Sale to Hong Kong Exchanges and Clearing Limited
Exclusive Financial Advisor to the London Metal Exchange on its £1.4 billion sale to Hong Kong Exchanges and Clearing Limited

On June 15, 2012, the board of the London Metal Exchange (“LME”) announced that it had agreed to recommend a cash offer of £1.4 billion for the entire issued and outstanding ordinary share capital of the LME by Hong Kong Exchanges and Clearing Limited (“HKEx”). The transaction brings together the LME, the world’s leading non-ferrous base metals trading venue, and HKEx, the world’s largest exchange group by market capitalization and the leading operator of exchanges and clearing houses in Asia. The sale to HKEx preserves the features of the LME’s unique business model and significantly accelerates the LME’s access to China.
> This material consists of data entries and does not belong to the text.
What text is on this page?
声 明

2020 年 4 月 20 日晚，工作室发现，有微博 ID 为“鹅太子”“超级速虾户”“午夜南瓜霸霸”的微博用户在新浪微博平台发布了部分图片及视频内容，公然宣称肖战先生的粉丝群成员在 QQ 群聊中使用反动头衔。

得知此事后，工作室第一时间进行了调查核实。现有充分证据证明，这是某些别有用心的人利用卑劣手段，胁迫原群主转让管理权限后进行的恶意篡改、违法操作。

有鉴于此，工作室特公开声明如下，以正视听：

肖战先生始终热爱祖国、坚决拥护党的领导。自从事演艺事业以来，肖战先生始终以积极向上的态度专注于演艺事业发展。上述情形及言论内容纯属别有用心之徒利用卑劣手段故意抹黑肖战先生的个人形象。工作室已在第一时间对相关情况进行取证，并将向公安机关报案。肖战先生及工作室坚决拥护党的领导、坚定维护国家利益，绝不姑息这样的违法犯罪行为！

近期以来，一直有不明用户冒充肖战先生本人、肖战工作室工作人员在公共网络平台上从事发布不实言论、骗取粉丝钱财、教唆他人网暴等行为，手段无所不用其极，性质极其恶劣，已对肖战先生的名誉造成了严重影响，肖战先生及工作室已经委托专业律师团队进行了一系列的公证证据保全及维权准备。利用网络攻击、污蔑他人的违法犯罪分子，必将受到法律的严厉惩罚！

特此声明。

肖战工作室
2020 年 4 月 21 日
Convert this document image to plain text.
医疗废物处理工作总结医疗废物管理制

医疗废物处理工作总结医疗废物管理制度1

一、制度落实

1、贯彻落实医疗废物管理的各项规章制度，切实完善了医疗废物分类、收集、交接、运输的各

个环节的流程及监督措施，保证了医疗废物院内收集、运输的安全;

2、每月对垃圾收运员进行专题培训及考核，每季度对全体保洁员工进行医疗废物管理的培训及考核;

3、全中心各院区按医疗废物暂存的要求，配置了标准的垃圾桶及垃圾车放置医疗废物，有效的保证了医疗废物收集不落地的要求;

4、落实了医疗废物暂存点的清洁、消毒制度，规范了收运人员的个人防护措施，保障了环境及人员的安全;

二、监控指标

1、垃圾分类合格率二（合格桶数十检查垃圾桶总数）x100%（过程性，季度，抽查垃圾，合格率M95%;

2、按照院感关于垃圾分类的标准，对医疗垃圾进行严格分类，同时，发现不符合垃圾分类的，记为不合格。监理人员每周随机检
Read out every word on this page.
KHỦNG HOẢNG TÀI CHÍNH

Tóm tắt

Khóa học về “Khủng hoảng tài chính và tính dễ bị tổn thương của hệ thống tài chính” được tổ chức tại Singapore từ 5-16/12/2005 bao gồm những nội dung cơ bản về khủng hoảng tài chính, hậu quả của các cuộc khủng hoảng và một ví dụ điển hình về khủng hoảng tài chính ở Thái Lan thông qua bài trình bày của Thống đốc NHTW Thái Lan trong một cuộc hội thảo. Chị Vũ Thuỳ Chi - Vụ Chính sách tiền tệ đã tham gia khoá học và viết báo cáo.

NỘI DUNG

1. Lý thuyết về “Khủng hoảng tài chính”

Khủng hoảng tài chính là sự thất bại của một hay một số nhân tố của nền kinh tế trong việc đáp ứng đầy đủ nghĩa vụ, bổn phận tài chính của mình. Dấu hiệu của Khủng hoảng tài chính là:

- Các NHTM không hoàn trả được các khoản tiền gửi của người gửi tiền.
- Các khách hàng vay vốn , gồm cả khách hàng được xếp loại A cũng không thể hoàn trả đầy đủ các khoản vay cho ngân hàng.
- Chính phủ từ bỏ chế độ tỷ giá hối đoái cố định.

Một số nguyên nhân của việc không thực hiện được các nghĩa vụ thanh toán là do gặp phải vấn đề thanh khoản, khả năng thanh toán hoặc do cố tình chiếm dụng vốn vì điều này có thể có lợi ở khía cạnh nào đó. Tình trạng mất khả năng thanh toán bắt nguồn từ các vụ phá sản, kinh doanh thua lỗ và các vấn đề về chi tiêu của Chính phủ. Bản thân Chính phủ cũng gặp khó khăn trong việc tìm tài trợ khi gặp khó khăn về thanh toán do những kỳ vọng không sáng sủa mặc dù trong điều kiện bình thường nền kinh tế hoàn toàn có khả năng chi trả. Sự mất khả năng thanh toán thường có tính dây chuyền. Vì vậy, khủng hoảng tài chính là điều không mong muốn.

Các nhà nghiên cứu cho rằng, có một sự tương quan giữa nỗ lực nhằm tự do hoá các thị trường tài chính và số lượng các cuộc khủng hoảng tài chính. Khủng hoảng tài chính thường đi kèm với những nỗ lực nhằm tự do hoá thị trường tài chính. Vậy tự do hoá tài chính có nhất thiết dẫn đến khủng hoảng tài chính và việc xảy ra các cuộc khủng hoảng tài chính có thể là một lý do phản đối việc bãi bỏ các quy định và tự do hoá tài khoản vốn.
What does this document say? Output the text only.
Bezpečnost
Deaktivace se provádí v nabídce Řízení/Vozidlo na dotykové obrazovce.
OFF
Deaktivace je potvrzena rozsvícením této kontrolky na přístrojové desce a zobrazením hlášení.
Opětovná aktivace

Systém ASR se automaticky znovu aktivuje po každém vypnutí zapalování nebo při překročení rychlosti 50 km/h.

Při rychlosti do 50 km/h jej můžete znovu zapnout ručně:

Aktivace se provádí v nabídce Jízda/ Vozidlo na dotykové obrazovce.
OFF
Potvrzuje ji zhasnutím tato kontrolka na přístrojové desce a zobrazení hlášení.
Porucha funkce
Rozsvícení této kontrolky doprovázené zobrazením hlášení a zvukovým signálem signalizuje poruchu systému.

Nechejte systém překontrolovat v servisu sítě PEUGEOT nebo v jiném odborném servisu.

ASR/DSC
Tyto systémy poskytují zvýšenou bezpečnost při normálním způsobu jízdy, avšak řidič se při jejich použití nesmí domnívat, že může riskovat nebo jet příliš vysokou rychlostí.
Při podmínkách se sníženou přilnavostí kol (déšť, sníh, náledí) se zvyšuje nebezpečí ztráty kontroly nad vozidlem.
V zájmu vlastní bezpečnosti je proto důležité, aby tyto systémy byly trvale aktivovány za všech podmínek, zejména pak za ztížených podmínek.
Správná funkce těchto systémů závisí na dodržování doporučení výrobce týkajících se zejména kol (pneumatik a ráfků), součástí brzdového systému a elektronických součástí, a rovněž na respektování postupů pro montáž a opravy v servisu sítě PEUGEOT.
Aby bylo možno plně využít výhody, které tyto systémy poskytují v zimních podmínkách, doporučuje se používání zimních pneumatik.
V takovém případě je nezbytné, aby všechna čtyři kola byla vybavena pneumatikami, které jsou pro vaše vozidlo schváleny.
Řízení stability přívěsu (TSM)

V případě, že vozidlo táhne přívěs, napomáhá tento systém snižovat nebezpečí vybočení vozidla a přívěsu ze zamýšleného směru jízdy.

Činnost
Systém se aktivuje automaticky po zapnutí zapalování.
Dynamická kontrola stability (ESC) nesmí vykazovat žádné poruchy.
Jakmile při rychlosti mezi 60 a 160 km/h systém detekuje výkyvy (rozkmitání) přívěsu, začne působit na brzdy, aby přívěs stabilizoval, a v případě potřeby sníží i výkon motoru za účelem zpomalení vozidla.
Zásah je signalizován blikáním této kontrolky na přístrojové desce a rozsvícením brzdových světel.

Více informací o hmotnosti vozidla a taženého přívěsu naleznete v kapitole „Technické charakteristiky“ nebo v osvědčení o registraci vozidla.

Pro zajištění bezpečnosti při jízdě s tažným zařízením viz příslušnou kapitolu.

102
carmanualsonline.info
Moelis & Company acted as exclusive financial advisor to the LME. This landmark transaction, involving one of the most iconic exchanges in the world, represents Moelis & Company’s ability to conduct a highly competitive and complex international sale process while balancing financial and non-financial transaction aspects to achieve an exceptional outcome for our client. The transaction successfully closed in December 2012.